En su discurso al Parlamento Europeo en Estrasburgo, el Papa Francisco dijo: “Los jóvenes de hoy piden poder tener una formación adecuada y completa para mirar al futuro con esperanza, y no con desilusión” (25 de noviembre de 2014). Para afrontar el grave desafío de la crisis educativa son necesarias figuras de formadores animados por un impulso y una valentía educativa nuevos. ¿De qué educadores se trata, concretamente?

Los jóvenes necesitan ante todo educadores-testigos de una humanidad madura y hermosa; además, testigos de una fe vivida hasta lo profundo. Desde este punto de vista, los jóvenes son muy exigentes y no perdonan a los adultos cualquier forma de incoherencia, doblez, hipocresía. Ser formador de jóvenes es por ello una vocación muy exigente que supone una permanente conversión del corazón. Recordemos las palabras del beato Pablo VI: “El hombre contemporáneo escucha más a gusto a los que dan testimonio que a los que enseñan […] o si escuchan a los que enseñan, es porque dan testimonio” (Evangelii nuntiandi, n. 41).

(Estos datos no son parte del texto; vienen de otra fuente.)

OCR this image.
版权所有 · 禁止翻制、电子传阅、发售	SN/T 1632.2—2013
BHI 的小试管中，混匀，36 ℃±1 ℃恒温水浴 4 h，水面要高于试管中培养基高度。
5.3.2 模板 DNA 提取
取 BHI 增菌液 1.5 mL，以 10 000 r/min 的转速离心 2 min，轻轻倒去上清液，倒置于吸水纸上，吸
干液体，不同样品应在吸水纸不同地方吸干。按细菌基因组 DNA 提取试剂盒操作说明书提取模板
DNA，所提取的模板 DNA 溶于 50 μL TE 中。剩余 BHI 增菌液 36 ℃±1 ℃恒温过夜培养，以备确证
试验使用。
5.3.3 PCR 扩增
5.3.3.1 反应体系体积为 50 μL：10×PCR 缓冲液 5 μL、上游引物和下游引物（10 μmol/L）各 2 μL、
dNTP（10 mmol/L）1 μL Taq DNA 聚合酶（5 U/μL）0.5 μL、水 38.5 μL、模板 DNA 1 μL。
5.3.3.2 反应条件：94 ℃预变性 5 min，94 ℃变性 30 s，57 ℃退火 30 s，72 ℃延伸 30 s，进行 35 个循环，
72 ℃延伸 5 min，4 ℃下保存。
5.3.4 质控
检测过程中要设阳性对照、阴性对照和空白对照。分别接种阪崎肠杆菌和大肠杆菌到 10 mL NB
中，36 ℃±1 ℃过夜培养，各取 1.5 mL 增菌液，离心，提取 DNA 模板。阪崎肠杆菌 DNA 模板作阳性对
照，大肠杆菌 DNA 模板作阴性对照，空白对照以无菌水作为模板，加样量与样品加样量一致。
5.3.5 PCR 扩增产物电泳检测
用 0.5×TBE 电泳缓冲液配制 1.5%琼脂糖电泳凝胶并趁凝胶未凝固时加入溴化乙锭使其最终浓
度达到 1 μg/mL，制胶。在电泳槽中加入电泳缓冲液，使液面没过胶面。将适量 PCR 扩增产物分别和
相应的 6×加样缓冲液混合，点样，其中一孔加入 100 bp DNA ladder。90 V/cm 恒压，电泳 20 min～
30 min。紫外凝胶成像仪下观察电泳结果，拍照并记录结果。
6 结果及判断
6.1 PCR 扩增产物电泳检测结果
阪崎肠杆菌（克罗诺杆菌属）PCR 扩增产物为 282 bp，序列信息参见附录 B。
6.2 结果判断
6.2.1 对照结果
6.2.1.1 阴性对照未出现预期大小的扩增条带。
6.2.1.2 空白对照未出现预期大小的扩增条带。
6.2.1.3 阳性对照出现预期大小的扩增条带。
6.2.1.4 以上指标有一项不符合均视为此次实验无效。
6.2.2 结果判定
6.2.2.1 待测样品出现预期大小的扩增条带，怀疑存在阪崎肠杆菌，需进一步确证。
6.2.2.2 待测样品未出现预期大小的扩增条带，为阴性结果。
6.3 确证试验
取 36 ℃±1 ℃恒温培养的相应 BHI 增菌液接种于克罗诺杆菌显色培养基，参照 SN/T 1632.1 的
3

Los jóvenes necesitan además educadores “inquietos”. El Papa Francisco insiste mucho en este aspecto. Ser un educador de jóvenes quiere decir no contentarse nunca y no cerrarse jamás en el propio grupo. Es necesario en cambio mirar siempre más allá, mirar a aquellas periferias habitadas también por los jóvenes, por esos jóvenes “descartados” por el mundo… Un educador verdadero no espera que los jóvenes vayan a él, sino que va él mismo a buscarlos sin cansarse ni rendirse. Un educador “inquieto” no acepta la cómoda regla del “se ha hecho siempre así”. Sino que continuamente busca vías, modos, lenguajes siempre nuevos y cada vez más eficaces para comunicar a los jóvenes la alegría y la belleza del Evangelio.

Los jóvenes necesitan educadores que irradien esperanza y alegría. El educador verdadero se fía de los jóvenes que acompaña. Sabe que cada joven – incluso aquel profundamente herido por el pecado, por una vida desordenada – porta en sí un germen de bien auténtico, del cual se puede siempre partir de nuevo… Como dice el Profeta: “La caña quebrada no partirá y la mecha mortecina no apagará…” (Is 42,3). Este educador es portador de alegría contagiosa, según las palabras del Papa Francisco: “Ojalá el mundo actual pueda (particularmente el de los jóvenes) […] recibir la Buena Nueva, no a través de evangelizadores (educadores) tristes y desalentados, impacientes o ansiosos, sino a través de ministros del Evangelio, cuya vida irradia el fervor de quienes han recibido, ante todo en sí mismos, la alegría de Cristo” (Evangelii gaudium, n. 10). Al mismo tiempo un verdadero educador sabe exigir, tiene la valentía de proponer metas altas a los jóvenes que acompaña. Y los jóvenes aman ser desafiados y no quieren que se les diga siempre “si”.

Realmente la mies de las jóvenes generaciones es hoy por hoy enorme y los obreros – como dice Jesús – son pocos. Roguemos entonces para que el Señor envíe obreros a su mies, para que envíe educadores – testigos, inquietos y llenos de alegría y esperanza – entre los jóvenes de nuestro tiempo.